Song of the Land
The inspiration of his lyrics helps Ashok Teja move on in life and profession
A LESSER soul might have been crushed. But, this unassuming star was destined to rise, to scale great heights and do yaavat Telugu jaati proud. There were setbacks when he ventured out of Suddala, a tiny sleepy village in Nalgonda district, to seek a fortune in tinsel town. In a freewheeling interview , Praja Kavi, Suddala Ashok Teja, recipient of the National Award (2003) for penning a soul-stirring song Nenu saitham… in Chiranjeevi-starrer, Tagore, makes you feel every minute that you are at the right place talking to the right person and doing exactly what is the most right thing.
His songs are not the mantra of happiness and prosperity that opens the door to all the good things of life, family, happiness and the joy of living. His thought-provoking lyrics prompt you to slow down and take a peek into the travails of the commoner who forms the lowest stratum of social set-up.
When fagged out, Teja goes back to village to refresh and rejuvenate. “A typical rural backdrop is my treasure trove. It is a great source of inspiration for my songs,” says the bard who is very upfront about his background and emphasises that it is because of the adverse conditions he faced that he emerged a winner.
The pain and anguish he underwent since his childhood infused a unique creativity in him forcing people to drown themselves in the soulful depth of his lyrics.
Though the thunderous applause he received reverberated in the gullies of Delhi, his passion lies in villages. Ashok Teja has revolutionised the folklore even while preserving its traditional feel. His writings are touchy, classy, timeless and absolutely fabulous.
The National Award bestowed in recognition of his innate talent has placed the young lyricist on a pedestal adorned by the likes of the legendary Sri Sri and a veteran like Veturi Sundararama Murthy. Sri Sri bagged the coveted honour for his inspiring number Telugu veera levara… penned for the film, Alluri Seetaramaraju and Veturi was adjudged the best lyricist for churning out a moving song Raali poye puvva…neeku raagaalenduke… in film Maatrudevo Bhava.
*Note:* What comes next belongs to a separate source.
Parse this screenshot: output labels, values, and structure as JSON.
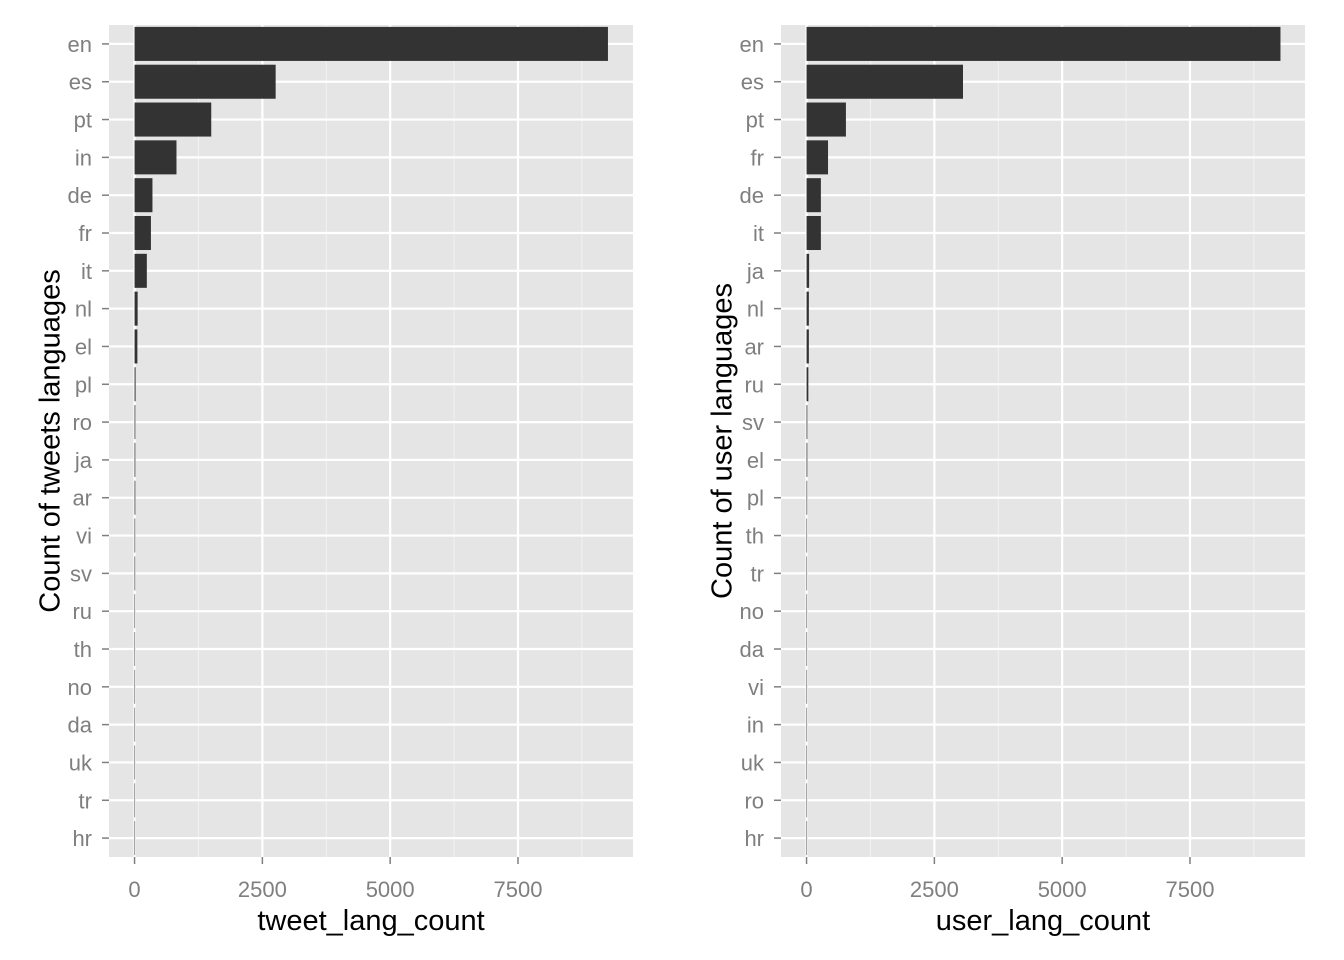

Teja has his own style of unwinding himself. He escapes to the countryside, huddles in the lap of nature and walks down the long streets to view the breathtaking scene of village belles crooning the harvest song as dawn breaks out. “I let my eyes drink in the beauty of small things around me which clearly reflect in my writings. I get a rush of ideas at the mere sight of a village,” he confesses. “I have read them all, from Nannaya to Narayana Reddy and Kandukuri Veeresalingam to Yandamuri Veerendranath,” says he who has rendered over 1,000 lyrics for nearly 500 Telugu films. His diminutive stature belies the towering personality that he is within. A blend of humility and brains, Ashok Teja is a survivor all the way.